From the Smoke House: Venison Snack Sticks

The best Christmas gifts are the ones that keep on giving. Over the years I’ve gotten many of these, my dehydrator, my grinder, cast iron cook ware and my jerky gun come to mind along with this year’s gift of an original Bradley smoker.

I took the smoker out for a quick test drive Christmas night with the smoked lobster tails, the leftovers of which Lorrell turned into a gluttonous 7 cheese, lobster and bacon mac and cheese. This weekend provided me the opportunity to try out a full smoke session on some venison.

I’ve been making venison snack sticks on the dehydrator for a while now, but I’ve always wondered what they’d be like in a smoker. I thawed two and a half pounds of ground venison and mixed in sweet and spicy seasonings from Hi-Mountain Seasonings. It is personal preference, but I pretty much exclusively use these and LEM’s seasonings for ground meat jerky and snack sticks. Both offer excellent consistent flavors. Why reinvent the wheel when so much time, effort and meat are at stake? For the two and a half pounds of meat I used the three pound measurements for seasoning and cure. I wrapped it back up in a glass bowl and refrigerated it for 24 hours.

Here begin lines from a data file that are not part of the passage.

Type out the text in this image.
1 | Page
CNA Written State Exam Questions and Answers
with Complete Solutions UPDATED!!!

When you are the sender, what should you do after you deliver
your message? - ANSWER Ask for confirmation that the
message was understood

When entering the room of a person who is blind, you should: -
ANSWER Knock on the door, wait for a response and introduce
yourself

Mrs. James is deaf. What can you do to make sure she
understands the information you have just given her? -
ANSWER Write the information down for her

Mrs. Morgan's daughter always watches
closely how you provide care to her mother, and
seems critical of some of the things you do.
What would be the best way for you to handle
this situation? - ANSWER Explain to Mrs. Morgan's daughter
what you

Using my Cabela’s Jerky Blaster with the snack stick attachment, I laid out the sticks on the smoker racks. I inserted the four racks of raw sticks to the smoker, which I preheated to 200 degrees. I opted for hickory smoke and planned to smoke for about 1 hour with an overall cooking time of two hours. Yesterday was 30 degrees with a light breeze in Cheyenne, so this experience may be different when we get to warmer months. The temperature inside the smoker dropped about 70 degrees and took a long time to recover. Since I was smoking and drying and cooking, I don’t think that makes a ton of difference, but next time I may let the sticks warm a bit out of the refrigerator before throwing them right into the smoker.

After two hours the sticks were only at 145 degrees so I kept them in the smoker until they reached 165. This took an additional 20-30 minutes. At that point I pulled them and let them cool after wiping away the excess oil on the sticks. I ended up with a pile of snack sticks that had an awesome flavor. The smoke really adds to the sticks in ways I couldn’t imagine. A real success.

There was one glitch in the process, the tray of sticks on the bottom were overcooked, as a result of being so close to the heating element as it worked non-stop to get the temperature back where it needed to be. I would probably quickly switch top and bottom about 1/2 way through, or when the smoke stops. Thankfully, other than about two inches on each stick, the rest was edible.

All in all a highly successful first smoke. Next Sunday can’t get here fast enough as I have 1.75 pounds of pork belly curing in the refrigerator. Bacon is on the menu.